During his 30 years at SU, Msgr. Borgognoni raised more than $1 million for the construction of the John G. Alibrandi Catholic Center, and was chaplain of the men’s football and basketball teams. He also directed local productions of Broadway musicals with the Pompeiian Players theater group.
That Msgr. Borgognoni met Robert Kennedy during a 1964 campus visit further underscores SU’s choice of speaker, says Charles Borgognoni.
“It was All Saints Day, and my uncle delayed mass for nearly an hour, so Kennedy could attend,” remembers Charles, adding that the future senator was in town on a campaign stop. “Afterward, he engaged my uncle in a brief, but inquisitive conversation about the Catholic community at SU. After shaking hands to leave, Kennedy—who, like his brothers Joseph and John, was a Navy veteran—turned around and came back to my uncle to thank him for including ‘The Navy Hymn’ [as a recessional] in the liturgy. My uncle received a follow-up note from the senator, and maintained correspondence with him until his death four years later.”
At her afternoon talk, Townsend will set forward and comment on the two polarized visions for the United States embedded in the politics of this year’s presidential election—visions which reflect equally divergent views about religion. Her remarks will draw in part from her book.
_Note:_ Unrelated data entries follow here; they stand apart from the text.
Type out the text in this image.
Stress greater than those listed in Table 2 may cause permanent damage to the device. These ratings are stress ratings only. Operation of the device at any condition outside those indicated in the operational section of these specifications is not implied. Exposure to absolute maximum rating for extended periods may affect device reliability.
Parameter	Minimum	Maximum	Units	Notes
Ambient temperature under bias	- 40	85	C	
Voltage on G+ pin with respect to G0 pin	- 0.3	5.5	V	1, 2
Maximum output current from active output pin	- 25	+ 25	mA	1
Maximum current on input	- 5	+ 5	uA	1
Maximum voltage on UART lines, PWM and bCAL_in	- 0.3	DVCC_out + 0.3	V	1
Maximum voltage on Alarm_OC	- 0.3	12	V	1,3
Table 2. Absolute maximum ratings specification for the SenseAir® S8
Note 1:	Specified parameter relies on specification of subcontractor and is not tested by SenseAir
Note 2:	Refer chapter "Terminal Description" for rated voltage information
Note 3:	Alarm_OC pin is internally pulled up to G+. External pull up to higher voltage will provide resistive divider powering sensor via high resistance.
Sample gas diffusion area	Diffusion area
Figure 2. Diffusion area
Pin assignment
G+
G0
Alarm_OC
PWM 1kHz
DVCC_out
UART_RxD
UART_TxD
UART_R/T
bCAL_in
“It’s a thrill for us at Campbell to be hosting a leading political figure from a family that has helped to shape American politics,” says Grant Reeher, professor of political science and director of the Campbell Institute. “I’m looking forward, in particular, to hear her consideration of politics and religion, a complicated blend which seems to figure increasingly in our public discourse.”
The afternoon event is organized by Reeher and by Margaret Susan Thompson, associate professor of history and political science, as well as a senior research associate in the Campbell Institute. Thompson also chairs the faculty steering committee for the Borgognoni Fund, on behalf of the religion department.
Townsend has a long history of accomplishment in the public and private sectors. From 1995-2003, she served as Maryland’s first female lieutenant governor and, before that, was a United States’ assistant attorney general. Currently, she is a director at the Rock Creek Group, which provides investment and advisory services to major investors; the chair of the Institute of Human Virology at the University of Maryland; and a board member of the John F. Kennedy Library Foundation, the Robert F. Kennedy Memorial and National Catholic Reporter.